The case in point is Burdick v. Superior Court (Sanderson), which Jenkins describes as a defamation claim case brought by California residents against a competitor resulting from a Facebook post. The court recently ordered the case to be reviewed and sent back to the Fourth Appellate District. The order is “significant as a potential signal of issues likely to reach the Court in the next year or two,” Jenkins writes.

To figure out jurisdiction, the court relied on Walden v. Fiore, the facts of which do not deal with social media, Jenkins says. In Walden, the court used a “minimum contact” analysis to hold that, on the facts of that case, there was no jurisdiction. Though Walden does not mention social media, according to Jenkins, there is one footnote that speaks to Burdick. In it, the court states that “this case does not present the very different questions whether and how a defendant’s virtual ‘presence’ and conduct translate into ‘contacts’ with a particular State. … We leave questions about virtual contacts for another day.”

It seems that day has come.
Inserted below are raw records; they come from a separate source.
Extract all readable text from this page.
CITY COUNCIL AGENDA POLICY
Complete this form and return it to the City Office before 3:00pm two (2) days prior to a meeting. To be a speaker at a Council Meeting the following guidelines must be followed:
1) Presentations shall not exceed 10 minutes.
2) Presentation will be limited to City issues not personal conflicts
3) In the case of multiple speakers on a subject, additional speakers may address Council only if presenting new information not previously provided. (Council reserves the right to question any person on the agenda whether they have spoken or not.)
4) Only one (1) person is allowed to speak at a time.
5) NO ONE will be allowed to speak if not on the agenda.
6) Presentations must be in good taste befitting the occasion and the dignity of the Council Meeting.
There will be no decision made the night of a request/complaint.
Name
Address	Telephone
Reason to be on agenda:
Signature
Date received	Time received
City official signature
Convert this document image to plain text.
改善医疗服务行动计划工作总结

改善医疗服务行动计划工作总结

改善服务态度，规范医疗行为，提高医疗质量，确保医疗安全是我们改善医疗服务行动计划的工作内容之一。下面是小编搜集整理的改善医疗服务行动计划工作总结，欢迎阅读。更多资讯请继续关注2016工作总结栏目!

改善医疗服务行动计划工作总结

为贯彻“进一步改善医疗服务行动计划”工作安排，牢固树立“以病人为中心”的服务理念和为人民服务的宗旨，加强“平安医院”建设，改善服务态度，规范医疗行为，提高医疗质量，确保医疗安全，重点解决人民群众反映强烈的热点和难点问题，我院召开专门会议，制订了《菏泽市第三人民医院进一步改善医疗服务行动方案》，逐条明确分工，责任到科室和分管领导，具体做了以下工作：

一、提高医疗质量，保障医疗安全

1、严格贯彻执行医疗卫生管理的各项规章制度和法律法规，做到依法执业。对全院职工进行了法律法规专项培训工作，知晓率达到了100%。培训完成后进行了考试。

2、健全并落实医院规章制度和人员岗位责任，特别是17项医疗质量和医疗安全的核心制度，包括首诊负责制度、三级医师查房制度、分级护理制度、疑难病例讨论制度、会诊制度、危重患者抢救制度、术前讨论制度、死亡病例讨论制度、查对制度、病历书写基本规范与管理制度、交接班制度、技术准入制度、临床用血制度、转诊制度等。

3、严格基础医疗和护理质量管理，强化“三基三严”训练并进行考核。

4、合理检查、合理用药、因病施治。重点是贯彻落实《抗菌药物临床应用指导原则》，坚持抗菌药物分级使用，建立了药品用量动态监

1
The California Supreme Court is still relying on Walden, even though it explicitly states the issues are different. The order “shouldn’t be read to indicate that the Court has already decided that Walden necessarily means that there can never be jurisdiction over a non-resident defendant in an internet tort case,” Jenkins writes. “But it does show that the Court views Walden as a useful framework for addressing those issues.”